Ook iedere controle blijft spannend. Herma gaat indien mogelijk mee naar de controlescan. “Ik ga in ieder geval mee naar het gesprek waarin de uitslag wordt besproken. Dat blijft iedere keer spannend en het is fijn om dan samen te zijn. Bovendien horen twee mensen meer dan één. Overigens krijgt Han de uitslag van de scan ook per mail, zodat we het altijd rustig kunnen nalezen.”
Communiceren
“Het heeft mij, ons eigenlijk, enorm geholpen, dat ik de opleiding ‘Maatschappelijke zorg’ ben gaan volgen. In het eerste jaar van de opleiding was ik erg met mezelf bezig. Dat was ook de bedoeling, want je moet eerst weten hoe je zelf in elkaar zit, voordat je anderen kunt helpen. Tijdens de opleiding werd onder meer veel aandacht besteed aan feedback krijgen en geven, omgaan met je emoties en die van anderen en de verschillen tussen omgaan met individuen en groepen. Ik heb meer inzicht gekregen in interacties; hoe reageren mensen op elkaar en waarom op die manier. Hierdoor heb ik geleerd om beter te communiceren en kan ik ook meer mezelf zijn.”
Opruimen
“Als ik me emotioneel niet prettig voel, ga ik opruimen. Dat helpt mij enorm. Het ‘ruimt’ ook op in mijn hoofd. Voor de echte afleiding ga ik naar mijn atelier, waar ik voorheen schilderde en beeldhouwde. De laatste jaren maak ik sieraden. Ik vind het leuk om bijzondere materialen op een creatieve manier met elkaar te gebruiken. Dat geeft me heel veel energie.”

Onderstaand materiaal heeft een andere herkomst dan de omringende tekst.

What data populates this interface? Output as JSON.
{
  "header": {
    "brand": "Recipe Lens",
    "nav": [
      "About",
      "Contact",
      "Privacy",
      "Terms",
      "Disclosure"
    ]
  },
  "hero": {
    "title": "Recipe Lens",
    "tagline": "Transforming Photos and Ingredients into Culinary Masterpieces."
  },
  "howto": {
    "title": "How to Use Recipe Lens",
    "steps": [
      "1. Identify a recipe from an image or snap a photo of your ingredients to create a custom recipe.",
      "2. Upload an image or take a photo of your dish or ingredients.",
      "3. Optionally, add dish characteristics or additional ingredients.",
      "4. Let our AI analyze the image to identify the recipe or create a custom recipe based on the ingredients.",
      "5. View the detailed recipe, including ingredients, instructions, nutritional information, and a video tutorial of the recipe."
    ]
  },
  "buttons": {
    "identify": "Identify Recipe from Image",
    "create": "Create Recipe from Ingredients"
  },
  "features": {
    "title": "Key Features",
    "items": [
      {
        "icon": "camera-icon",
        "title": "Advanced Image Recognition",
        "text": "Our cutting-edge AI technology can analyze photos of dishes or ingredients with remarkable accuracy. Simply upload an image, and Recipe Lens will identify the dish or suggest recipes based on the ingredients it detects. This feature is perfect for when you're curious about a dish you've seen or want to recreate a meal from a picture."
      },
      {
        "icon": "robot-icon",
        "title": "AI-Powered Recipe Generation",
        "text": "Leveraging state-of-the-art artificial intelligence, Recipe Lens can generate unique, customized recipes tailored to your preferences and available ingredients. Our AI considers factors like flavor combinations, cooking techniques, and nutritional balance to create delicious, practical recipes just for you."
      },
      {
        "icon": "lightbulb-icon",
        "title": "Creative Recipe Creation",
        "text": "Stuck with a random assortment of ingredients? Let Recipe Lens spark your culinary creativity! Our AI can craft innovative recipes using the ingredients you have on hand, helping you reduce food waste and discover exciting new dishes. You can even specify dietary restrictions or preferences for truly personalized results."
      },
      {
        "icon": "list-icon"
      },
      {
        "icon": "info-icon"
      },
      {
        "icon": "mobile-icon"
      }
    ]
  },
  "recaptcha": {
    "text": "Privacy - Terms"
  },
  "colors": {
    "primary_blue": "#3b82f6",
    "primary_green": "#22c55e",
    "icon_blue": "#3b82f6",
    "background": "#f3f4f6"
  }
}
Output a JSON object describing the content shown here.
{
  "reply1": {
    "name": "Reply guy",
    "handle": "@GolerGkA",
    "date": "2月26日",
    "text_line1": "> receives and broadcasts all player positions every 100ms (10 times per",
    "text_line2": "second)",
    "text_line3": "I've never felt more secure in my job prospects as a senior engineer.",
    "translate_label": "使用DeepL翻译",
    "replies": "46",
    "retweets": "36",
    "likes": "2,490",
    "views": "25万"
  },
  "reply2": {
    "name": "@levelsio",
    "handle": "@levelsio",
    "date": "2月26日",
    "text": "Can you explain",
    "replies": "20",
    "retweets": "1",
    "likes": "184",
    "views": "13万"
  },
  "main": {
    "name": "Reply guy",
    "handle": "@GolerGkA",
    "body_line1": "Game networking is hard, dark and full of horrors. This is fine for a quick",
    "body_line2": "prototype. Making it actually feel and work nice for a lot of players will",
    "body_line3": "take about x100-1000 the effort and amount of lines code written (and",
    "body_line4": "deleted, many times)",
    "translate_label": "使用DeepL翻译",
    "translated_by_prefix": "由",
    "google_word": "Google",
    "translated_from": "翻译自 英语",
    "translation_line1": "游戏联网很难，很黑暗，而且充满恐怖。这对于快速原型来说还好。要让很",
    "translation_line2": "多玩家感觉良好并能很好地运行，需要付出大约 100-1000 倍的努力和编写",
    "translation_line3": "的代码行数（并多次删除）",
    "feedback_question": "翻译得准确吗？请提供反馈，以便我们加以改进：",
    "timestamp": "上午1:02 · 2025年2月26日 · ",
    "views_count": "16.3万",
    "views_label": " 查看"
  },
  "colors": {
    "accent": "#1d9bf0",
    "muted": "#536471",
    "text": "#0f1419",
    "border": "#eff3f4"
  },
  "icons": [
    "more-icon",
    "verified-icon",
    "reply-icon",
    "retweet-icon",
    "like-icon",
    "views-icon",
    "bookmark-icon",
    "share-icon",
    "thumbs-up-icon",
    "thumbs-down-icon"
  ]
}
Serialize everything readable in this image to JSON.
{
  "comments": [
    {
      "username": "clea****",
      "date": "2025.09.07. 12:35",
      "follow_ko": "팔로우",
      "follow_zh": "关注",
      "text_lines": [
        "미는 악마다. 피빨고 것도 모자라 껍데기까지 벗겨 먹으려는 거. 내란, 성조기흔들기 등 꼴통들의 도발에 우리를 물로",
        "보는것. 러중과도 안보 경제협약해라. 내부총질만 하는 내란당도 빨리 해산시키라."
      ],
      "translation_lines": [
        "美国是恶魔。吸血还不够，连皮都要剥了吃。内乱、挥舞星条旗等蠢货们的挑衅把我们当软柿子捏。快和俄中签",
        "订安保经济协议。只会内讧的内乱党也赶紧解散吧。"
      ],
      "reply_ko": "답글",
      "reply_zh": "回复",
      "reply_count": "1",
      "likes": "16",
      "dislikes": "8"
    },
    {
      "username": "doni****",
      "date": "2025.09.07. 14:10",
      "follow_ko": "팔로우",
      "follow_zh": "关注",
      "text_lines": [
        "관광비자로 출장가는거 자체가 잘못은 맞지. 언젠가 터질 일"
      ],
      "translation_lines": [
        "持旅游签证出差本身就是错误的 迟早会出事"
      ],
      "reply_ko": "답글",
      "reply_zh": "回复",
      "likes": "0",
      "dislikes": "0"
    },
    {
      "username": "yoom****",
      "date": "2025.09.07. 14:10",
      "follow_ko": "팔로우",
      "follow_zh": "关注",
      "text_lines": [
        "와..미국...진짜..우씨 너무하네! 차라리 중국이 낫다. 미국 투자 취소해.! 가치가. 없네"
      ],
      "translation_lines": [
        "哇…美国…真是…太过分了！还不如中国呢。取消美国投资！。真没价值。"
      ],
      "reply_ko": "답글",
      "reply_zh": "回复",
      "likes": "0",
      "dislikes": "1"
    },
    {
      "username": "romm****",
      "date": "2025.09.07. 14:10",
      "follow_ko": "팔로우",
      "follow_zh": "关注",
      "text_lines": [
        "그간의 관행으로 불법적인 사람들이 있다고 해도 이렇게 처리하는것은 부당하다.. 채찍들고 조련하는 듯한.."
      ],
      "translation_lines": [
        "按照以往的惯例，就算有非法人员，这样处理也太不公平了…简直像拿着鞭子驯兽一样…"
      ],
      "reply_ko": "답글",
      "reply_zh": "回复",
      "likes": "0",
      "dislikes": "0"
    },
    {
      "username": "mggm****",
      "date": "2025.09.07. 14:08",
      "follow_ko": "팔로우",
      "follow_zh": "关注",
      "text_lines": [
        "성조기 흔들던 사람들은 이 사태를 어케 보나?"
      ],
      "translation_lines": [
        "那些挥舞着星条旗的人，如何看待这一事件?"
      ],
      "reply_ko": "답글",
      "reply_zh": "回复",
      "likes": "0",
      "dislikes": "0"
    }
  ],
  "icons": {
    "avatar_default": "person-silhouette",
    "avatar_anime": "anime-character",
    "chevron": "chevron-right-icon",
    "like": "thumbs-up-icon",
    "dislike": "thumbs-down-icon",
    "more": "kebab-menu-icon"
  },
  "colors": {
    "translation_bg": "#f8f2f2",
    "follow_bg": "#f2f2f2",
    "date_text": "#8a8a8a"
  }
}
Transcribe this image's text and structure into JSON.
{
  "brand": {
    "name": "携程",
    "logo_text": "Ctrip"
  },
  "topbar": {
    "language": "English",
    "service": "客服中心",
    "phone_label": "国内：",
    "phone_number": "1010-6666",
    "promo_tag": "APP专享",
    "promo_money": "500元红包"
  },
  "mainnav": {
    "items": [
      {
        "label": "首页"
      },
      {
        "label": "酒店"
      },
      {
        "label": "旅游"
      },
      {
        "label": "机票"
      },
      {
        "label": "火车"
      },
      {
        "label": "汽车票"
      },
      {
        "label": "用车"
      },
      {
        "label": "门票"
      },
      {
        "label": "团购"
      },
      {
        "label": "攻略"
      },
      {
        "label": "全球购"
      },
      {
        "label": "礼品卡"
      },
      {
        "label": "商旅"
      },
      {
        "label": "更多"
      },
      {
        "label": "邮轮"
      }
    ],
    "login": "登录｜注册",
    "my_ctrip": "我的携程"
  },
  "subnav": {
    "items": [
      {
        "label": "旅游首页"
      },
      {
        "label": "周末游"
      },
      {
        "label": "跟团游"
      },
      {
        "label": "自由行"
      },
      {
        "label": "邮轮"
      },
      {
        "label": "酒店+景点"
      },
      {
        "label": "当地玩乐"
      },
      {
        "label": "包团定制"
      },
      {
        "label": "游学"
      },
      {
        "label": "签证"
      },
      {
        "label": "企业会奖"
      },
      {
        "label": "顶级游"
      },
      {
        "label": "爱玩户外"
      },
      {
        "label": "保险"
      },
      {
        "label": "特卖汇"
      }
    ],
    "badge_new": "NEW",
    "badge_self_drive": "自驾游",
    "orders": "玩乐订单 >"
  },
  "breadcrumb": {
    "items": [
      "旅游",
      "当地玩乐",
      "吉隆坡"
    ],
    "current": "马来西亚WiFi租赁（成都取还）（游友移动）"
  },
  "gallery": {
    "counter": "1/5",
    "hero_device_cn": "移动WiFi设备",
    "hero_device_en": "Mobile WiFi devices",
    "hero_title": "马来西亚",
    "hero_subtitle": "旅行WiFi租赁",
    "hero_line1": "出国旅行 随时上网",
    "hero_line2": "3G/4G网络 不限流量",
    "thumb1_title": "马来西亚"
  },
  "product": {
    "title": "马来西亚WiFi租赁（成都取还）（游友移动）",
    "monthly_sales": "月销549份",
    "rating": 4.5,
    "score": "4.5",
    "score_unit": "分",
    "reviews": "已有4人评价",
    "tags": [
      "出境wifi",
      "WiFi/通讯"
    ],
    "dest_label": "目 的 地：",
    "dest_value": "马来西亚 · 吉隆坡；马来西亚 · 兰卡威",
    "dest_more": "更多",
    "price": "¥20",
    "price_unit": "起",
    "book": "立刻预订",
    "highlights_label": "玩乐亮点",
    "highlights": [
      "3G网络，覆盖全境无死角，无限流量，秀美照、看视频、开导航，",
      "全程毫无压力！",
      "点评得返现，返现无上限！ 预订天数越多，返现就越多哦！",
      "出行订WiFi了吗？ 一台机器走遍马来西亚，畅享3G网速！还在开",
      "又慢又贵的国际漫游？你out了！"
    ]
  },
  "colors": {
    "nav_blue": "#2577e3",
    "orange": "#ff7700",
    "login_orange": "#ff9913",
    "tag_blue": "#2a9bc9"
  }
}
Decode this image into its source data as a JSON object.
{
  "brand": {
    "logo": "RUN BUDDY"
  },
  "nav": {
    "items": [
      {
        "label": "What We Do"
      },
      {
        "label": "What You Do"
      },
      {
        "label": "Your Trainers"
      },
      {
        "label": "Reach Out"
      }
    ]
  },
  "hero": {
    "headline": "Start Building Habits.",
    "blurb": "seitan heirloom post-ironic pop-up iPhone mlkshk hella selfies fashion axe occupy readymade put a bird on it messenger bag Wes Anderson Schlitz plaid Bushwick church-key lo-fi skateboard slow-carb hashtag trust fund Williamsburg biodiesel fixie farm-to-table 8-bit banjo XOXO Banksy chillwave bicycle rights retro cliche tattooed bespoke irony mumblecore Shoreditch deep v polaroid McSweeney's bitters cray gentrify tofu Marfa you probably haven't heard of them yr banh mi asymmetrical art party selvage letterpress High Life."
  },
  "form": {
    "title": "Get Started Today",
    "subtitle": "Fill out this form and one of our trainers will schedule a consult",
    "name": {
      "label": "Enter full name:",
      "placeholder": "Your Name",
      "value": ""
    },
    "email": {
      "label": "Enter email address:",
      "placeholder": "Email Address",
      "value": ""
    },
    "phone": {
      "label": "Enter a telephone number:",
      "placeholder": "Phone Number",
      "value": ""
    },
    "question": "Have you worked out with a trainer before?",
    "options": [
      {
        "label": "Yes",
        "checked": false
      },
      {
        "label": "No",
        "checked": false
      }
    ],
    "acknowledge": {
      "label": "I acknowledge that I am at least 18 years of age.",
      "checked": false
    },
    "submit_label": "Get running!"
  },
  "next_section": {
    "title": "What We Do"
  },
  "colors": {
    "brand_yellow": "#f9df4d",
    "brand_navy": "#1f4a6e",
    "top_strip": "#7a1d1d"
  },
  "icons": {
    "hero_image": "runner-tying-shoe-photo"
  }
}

“Door allerlei omstandigheden, zoals drukte op het werk en de zorg voor mijn moeder, ben ik er het afgelopen half jaar nauwelijks meer geweest. Dat zou ik wel weer moeten doen.”
Patiëntenvereniging
“Leven met blaas- of nierkanker ervaar ik als een prettige vereniging en een steun voor Han.” Herma zegt: “Han praat niet altijd gemakkelijk over zijn gevoel, maar bij de vereniging heeft hij het gevoel van herkenning. Leden hebben iets gemeenschappelijks, waardoor Han er gemakkelijker met anderen over kan praten. Je bouwt ook echt een band met elkaar op.”
“Destijds zou het wel prettig zijn geweest als ik contact had kunnen hebben met naasten van lotgenoten. Bijvoorbeeld een groep naasten die ervaringen met elkaar uitwisselen. Ik heb er toen ook niet echt actie voor ondernomen. Maar achteraf, ook nu nog, heb ik er toch soms behoefte aan.”